FlexE Neighbor Discovery -- this project recognizes that FlexE capability discovery is still required to facilitate the setup of FlexE groups and clients. The project introduced some extensions to the Link Layer Discovery Protocol (LLDP) for FlexE capability discovery. It enables remote FlexE PHY and deskew capability discovery, PHY connectivity discovery and verifications, and FlexE Group subgroup integrity verification.

Common ACO Electrical I/O Project -- this implementation agreement follows the success of the CFP2-ACO optical transceiver implementation agreement but is form factor agnostic, so it also benefits analog coherent modules based on such form factors as CFP4, CFP8, QSFP, microQSFP, QSFP-DD and OSFP. The project defines the ACO electrical I/O independent of the choice of form factor and optical carrier count for 45 Gbaud and 64 Gbaud per-carrier applications.

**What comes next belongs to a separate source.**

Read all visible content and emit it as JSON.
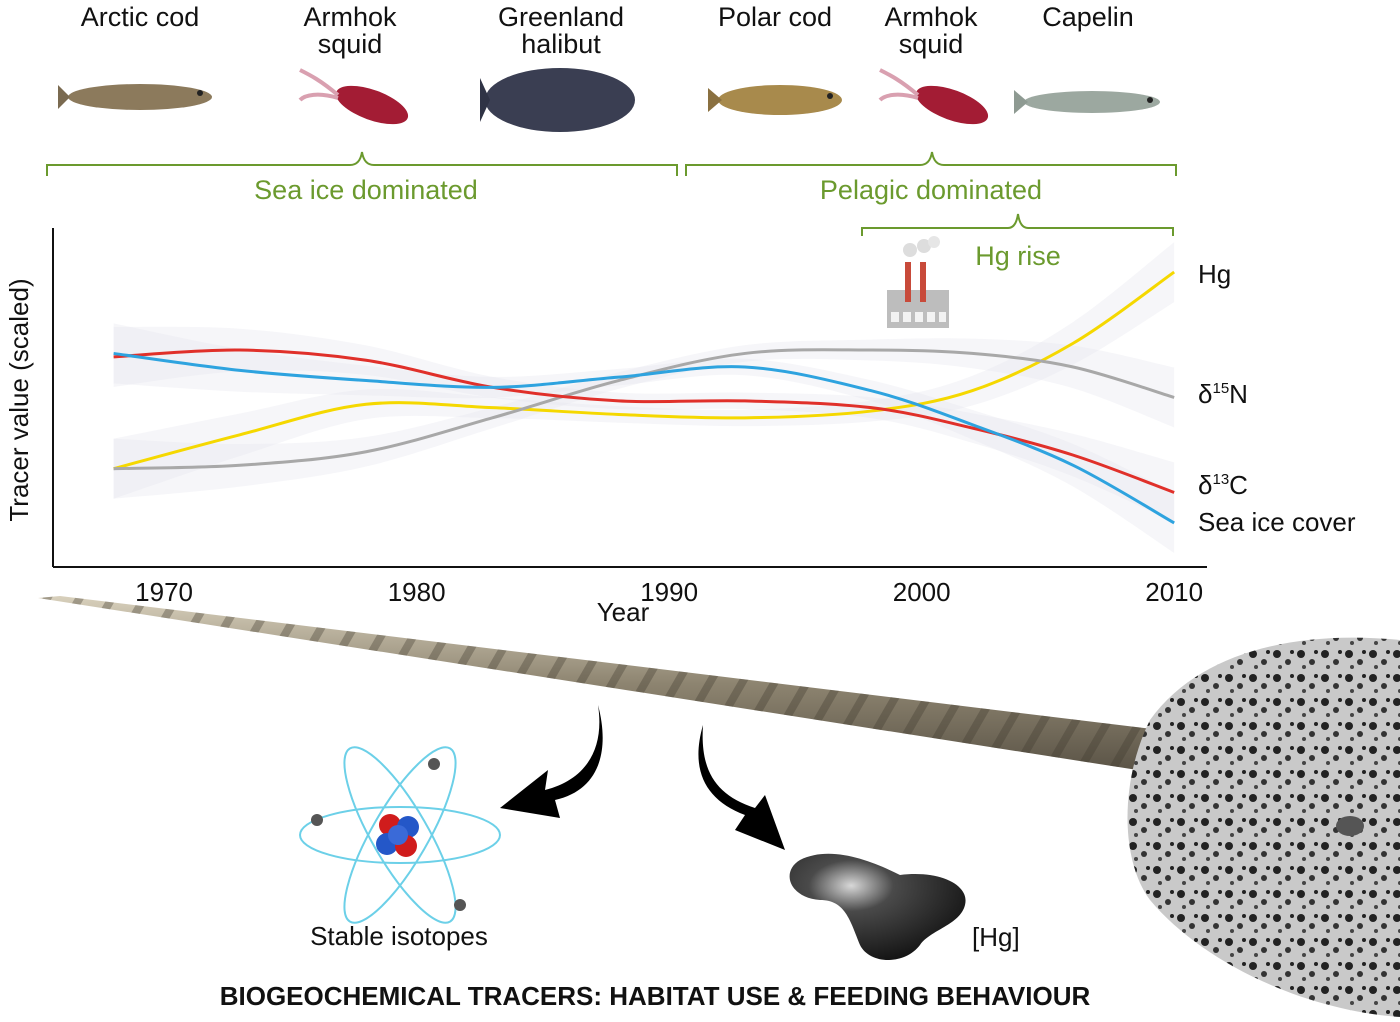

“The completion of these projects reinforces OIF’s commitment to provide the industry with the flexibility and increased bandwidth solutions combined with increased data speeds it requires to keep up with market demands and drive solutions that enable the next generation of networks,” explained Dave Stauffer of Kandou Bus and OIF’s Physical and Link Layer (PLL) Working Group Chair.